Fri Nov 10 07:33:43 PST 2023

  Branch: refs/heads/main
  Home:   https://github.com/llvm/llvm-project
  Commit: af8ebfdcd9d633572ea25eb12407eb92c18e563a
      https://github.com/llvm/llvm-project/commit/af8ebfdcd9d633572ea25eb12407eb92c18e563a
  Author: Joseph Huber <jhuber6 at vols.utk.edu>
  Date:   2023-11-10 (Fri, 10 Nov 2023)

  Changed paths:
    M llvm/lib/Target/NVPTX/NVPTXCtorDtorLowering.cpp
    M llvm/test/CodeGen/NVPTX/lower-ctor-dtor.ll

  Log Message:
  -----------
  [NVPTX] Allow the ctor/dtor lowering pass to emit kernels (#71549)

Summary:
This pass emits the new "nvptx$device$init" and "nvptx$device$fini"
kernels that are callable by the device. This intends to mimic the
method of lowering for AMDGPU where we emit `amdgcn.device.init` and
`amdgcn.device.fini` respectively. These kernels simply iterate a symbol
called `__init_array_start/stop` and `__fini_array_start/stop`.
Normally, the linker provides these symbols automatically. In the AMDGPU
case we only need call the kernel and we call the ctors / dtors.
However, for NVPTX we require the user initializes these variables to
the associated globals that we already emit as a part of this pass.

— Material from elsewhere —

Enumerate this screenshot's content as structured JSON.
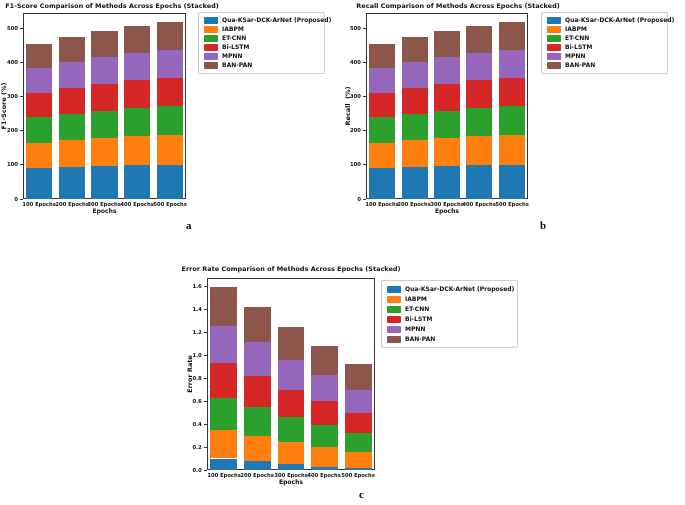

The motivation behind this change is to move away from OpenMP's handling
of ctors / dtors. I would much prefer that the backend / runtime handles
this. That allows us to handle ctors / dtors in a language agnostic way,

This approach requires that the runtime initializes the associated
globals. They are marked `weak` so we can emit this per-TU. The kernel
itself is `weak_odr` as it is copied exactly.

One downside is that any module containing these kernels elicitis the
"stack size cannot be statically determined warning" every time from
`nvlink` which is annoying but inconsequential for functionality. It
would be nice if there were a way to silence this warning however.